While I do succeed in chopping it in half, rather than producing one of the clean cuts I’ve gotten so used to by now, I’m left with is a jagged edge. Trying again on a chunk of iron, I’m met with identical results.
This is troublesome, if I can’t cut metal precisely, making runes is going to become substantially more difficult. Well, difficult, but not impossible. Not to brag, but I have more than 85 years of experience as a machinist…
I attempt to merge the two halves of the selected copper ingot together, making sure that it’s the flat surfaces produced by the mold which are being conjoined, not the rough edges my cut yielded.
The outcome closely resembles one of the ugliest butt welds I’ve ever seen in my life. Still, it’s pretty impressive that I can even do this in the first place without melting anything. Again, there’s no difference on the iron either. On a whim, I merge the copper and iron together and am pleased to see that it worked as intended, though it’s still a shoddy weld.
Testing a cut and weld again, I make a new observation. If I use my mana manipulation ability while cutting/merging a material such as stone, the mana being used flows in an orderly fashion. When trying the same on an ingot, I can now see that the mana moves erratically as soon as it comes into contact with the metal. I can only conclude that the reason for my low precision when cutting/merging metals is its ability to conduct “activated mana.” Which I still don’t understand.
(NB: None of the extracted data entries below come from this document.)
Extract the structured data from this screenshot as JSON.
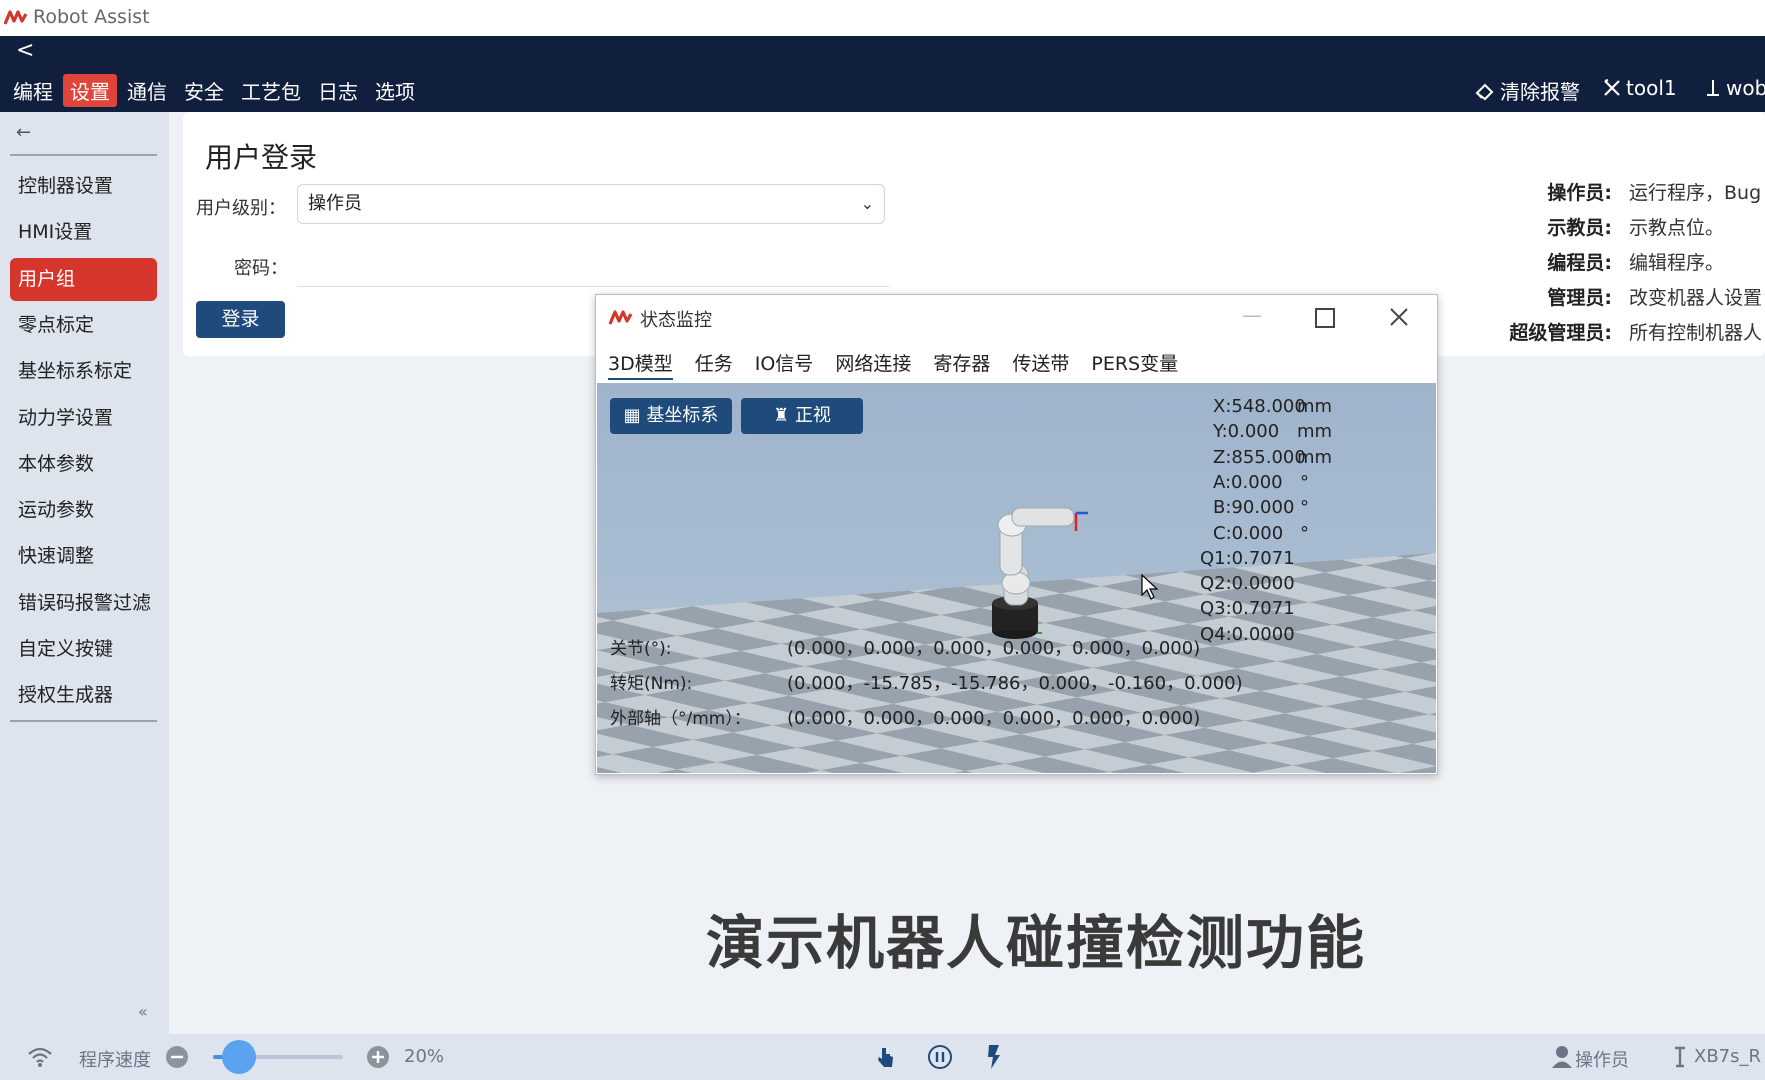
{
  "app": {
    "title": "Robot Assist",
    "logo_icon": "robot-assist-logo-icon"
  },
  "topnav": {
    "back": "<",
    "menu": [
      "编程",
      "设置",
      "通信",
      "安全",
      "工艺包",
      "日志",
      "选项"
    ],
    "active_index": 1,
    "right": {
      "clear_alarm": "清除报警",
      "tool": "tool1",
      "wobj": "wob"
    }
  },
  "sidebar": {
    "items": [
      "控制器设置",
      "HMI设置",
      "用户组",
      "零点标定",
      "基坐标系标定",
      "动力学设置",
      "本体参数",
      "运动参数",
      "快速调整",
      "错误码报警过滤",
      "自定义按键",
      "授权生成器"
    ],
    "active_index": 2,
    "collapse": "«"
  },
  "login": {
    "title": "用户登录",
    "level_label": "用户级别：",
    "level_value": "操作员",
    "password_label": "密码：",
    "login_button": "登录"
  },
  "roles": [
    {
      "name": "操作员:",
      "desc": "运行程序，Bug"
    },
    {
      "name": "示教员:",
      "desc": "示教点位。"
    },
    {
      "name": "编程员:",
      "desc": "编辑程序。"
    },
    {
      "name": "管理员:",
      "desc": "改变机器人设置"
    },
    {
      "name": "超级管理员:",
      "desc": "所有控制机器人"
    }
  ],
  "monitor": {
    "title": "状态监控",
    "tabs": [
      "3D模型",
      "任务",
      "IO信号",
      "网络连接",
      "寄存器",
      "传送带",
      "PERS变量"
    ],
    "active_tab": 0,
    "buttons": {
      "base": "基坐标系",
      "front": "正视"
    },
    "coords": [
      {
        "label": "X:548.000",
        "unit": "mm"
      },
      {
        "label": "Y:0.000",
        "unit": "mm"
      },
      {
        "label": "Z:855.000",
        "unit": "mm"
      },
      {
        "label": "A:0.000",
        "unit": "°"
      },
      {
        "label": "B:90.000",
        "unit": "°"
      },
      {
        "label": "C:0.000",
        "unit": "°"
      },
      {
        "label": "Q1:0.7071",
        "unit": ""
      },
      {
        "label": "Q2:0.0000",
        "unit": ""
      },
      {
        "label": "Q3:0.7071",
        "unit": ""
      },
      {
        "label": "Q4:0.0000",
        "unit": ""
      }
    ],
    "rows": [
      {
        "k": "关节(°):",
        "v": "(0.000，0.000，0.000，0.000，0.000，0.000)"
      },
      {
        "k": "转矩(Nm):",
        "v": "(0.000，-15.785，-15.786，0.000，-0.160，0.000)"
      },
      {
        "k": "外部轴（°/mm）：",
        "v": "(0.000，0.000，0.000，0.000，0.000，0.000)"
      }
    ]
  },
  "caption": "演示机器人碰撞检测功能",
  "bottombar": {
    "speed_label": "程序速度",
    "speed_value": "20%",
    "speed_fraction": 0.2,
    "user": "操作员",
    "device": "XB7s_R"
  },
  "colors": {
    "nav_bg": "#0f1f3d",
    "accent_red": "#d5352b",
    "button_blue": "#1e4a7c"
  }
}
I’m a bit dismayed that working with metals and subsequently making runes is going to be more difficult than I’d originally expected, but I’m still determined to make it happen. Also, it’s not like I have much else that’s better to do than learn while I wait for the cavern to become fully claimed and its inhabitants to become controllable.
Before I start reading about the runecrafting discipline, I need to learn about the different kinds of runes, uses of magic, and how to actually perform magic.
The book I’m about to start on, “Theo Kant’s Book for Beginner Mages,” identifies some of the more common applications of magic and explains the basics of using it in its simplest forms. Thankfully Kant assumes the reader has already learned how to move mana at will and is completely new to using runic devices such as wands.
The blockage I built in the tunnel that serves as the brook’s outlet and which is lined with living tissue has minute crevices that allow water to pass unhindered. This also means I am able to maintain a connection to the portion of my domain situated on the other side. Just as I was about to start reading, I detect a presence on the, shall I say, wild side of the fortification. Rapidly shifting my focus in a panic, I do a double take when I notice a posse of 8 familiar human miners carrying ropes and the oil lamps I’d yet to see in use until now standing in the knee-deep flowing water in the lava tube.
Once again, I had neglected my spying on the humans, and this time, there might be repercussions.